Montserrat Caballé interpretando Norma en los años 70
La voz de Montserrat Caballé parecía venir de la nada. Arturo Reverter repasa las virtudes vocales de la intérprete de los más diversos pelajes, de los más opuestos estilos y las más dispares exigencias.
La voz de esta soprano barcelonesa nacida en 1933 parecía venir de la nada, como si no proviniera de un cuerpo concreto, una apreciación comentada por el histórico barítono y maestro de canto Martial Singher. Era la de una lírica pura, carácter que mantuvo durante toda su extensa trayectoria, aunque, lógicamente, fuera adquiriendo más peso y cuerpo paulatinamente. El instrumento, bien plantado gracias a una técnica respiratoria extraordinaria, que le facilitaba el empleo de un fiato legendario, varió poco a lo largo del tiempo. El timbre estaba dotado de unos reflejos de rara sensualidad, de inesperadas irisaciones, de vibraciones misteriosas, que se aplicaban en la búsqueda de matices, de coloraciones inauditas, sorprendentes, que alumbraban con luces insospechadas los pasajes más elevados. Siempre nos asombraron sus eternos filados -allá donde "nace la voz", en expresión de la propia soprano- sus frases en arco, sus messe di voce, la sutileza de sus acentos, el maravilloso y único legato, capaz de unir palabras, fonemas, oraciones con la pureza sonora y la limpidez de un violín, que nos dejaba patidifusos, por ejemplo, en un aria de Parisina d'Este de Donizetti. Por citar uno de los muchos ejemplos posibles.
Se tiene como primer espaldarazo importante de su carrera aquella Lucrezia Borgia de Donizetti del Carnegie Hall neoyorkino, que iba a cantar en concierto Marilyn Horne. Ante su indisposición la soprano española tomó su lugar y cosechó un éxito inenarrable. Es conocido el titular que al día siguiente aparecía en un periódico: "Callas + Tebaldi = Caballé". A partir de ese momento, la consagración en todos los grandes teatros y en los más importantes festivales. La fama y el estudio de nuevos papeles, hasta 80. De los más diversos pelajes, de los más opuestos estilos, de las más dispares exigencias.
La artista era única en el servicio a partes belcantistas de Rossini, como Fiorilla (Il turco in Italia), Elisabetta, Regina d'Inghilterra, Ermione, Semiramide, Madame Cortese (Il viaggio a Reims) y Mathilde (Guillaume Tell); postbelcantistas de Donizetti, así Lucrezia Borgia, Caterina Cornaro, Gemma di Vergy y las tres "Reinas": Elisabetta (Roberto Devereux), Anna Bolena y Maria Stuarda; y de Belllini, sobre todo Norma e Imogene (Il pirata). De la sacerdotisa druida realizaba una soberana interpretación, con la voz fresca, igual, la afinación impoluta y, sobre todo, su gran arma, el pianísimo a flor de labios.

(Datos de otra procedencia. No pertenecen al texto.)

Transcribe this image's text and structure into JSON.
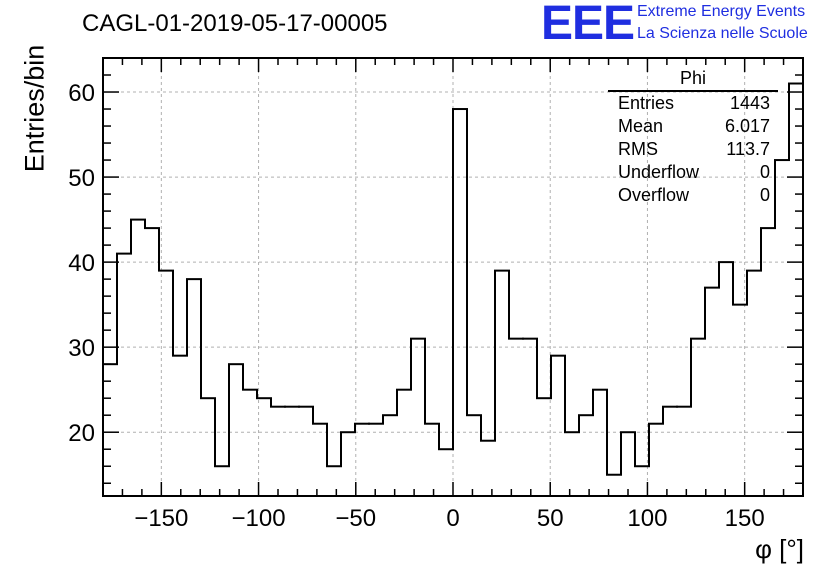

Sus intervenciones estaban tocadas de ese aura irreal, de ese milagroso filado que todo y a todos envuelve. Es histórica e inolvidable su versión en el Teatro al aire libre de Orange en 1974: el tiempo se detiene durante un extática Casta diva mientras los ropajes son movidos por el viento. Por supuesto, no nos olvidamos de sus extraordinarios papeles verdianos, Elisabetta de Don Carlo y Aida de manera prticular. Nadie los ha delineado de manera más exquisita; y los discos, como en tantos cometidos arriba consignados, son el mejor ejemplo. Porque Caballé afortunadamente grabó mucho.
El paso de los años, como es lógico, fue haciendo mella en el prodigioso instrumento, que fue perdiendo su característico esmalte y su famosa pureza. La cantante nunca tuvo excesivo cuidado de las notas situadas por debajo de la segunda línea del pentagrama de la clave de sol. De ahí que los graves, nunca bien resueltos por excesivo apoyo y frecuentemente abiertos, se fueran desgarrando feamente de manera paulatina ante la falta de cuidado y de control. Con el tiempo, también, la línea de canto se fue alargando y surgieron los lógicos amaneramientos. Caballé filaba casi todo, viniera o no a cuento, con lo que desdibujaba veces la expresión natural y oscurecía la pronunciación. Pero de ella nos quedará siempre aquello que la hizo grande: su refinado belcantismo.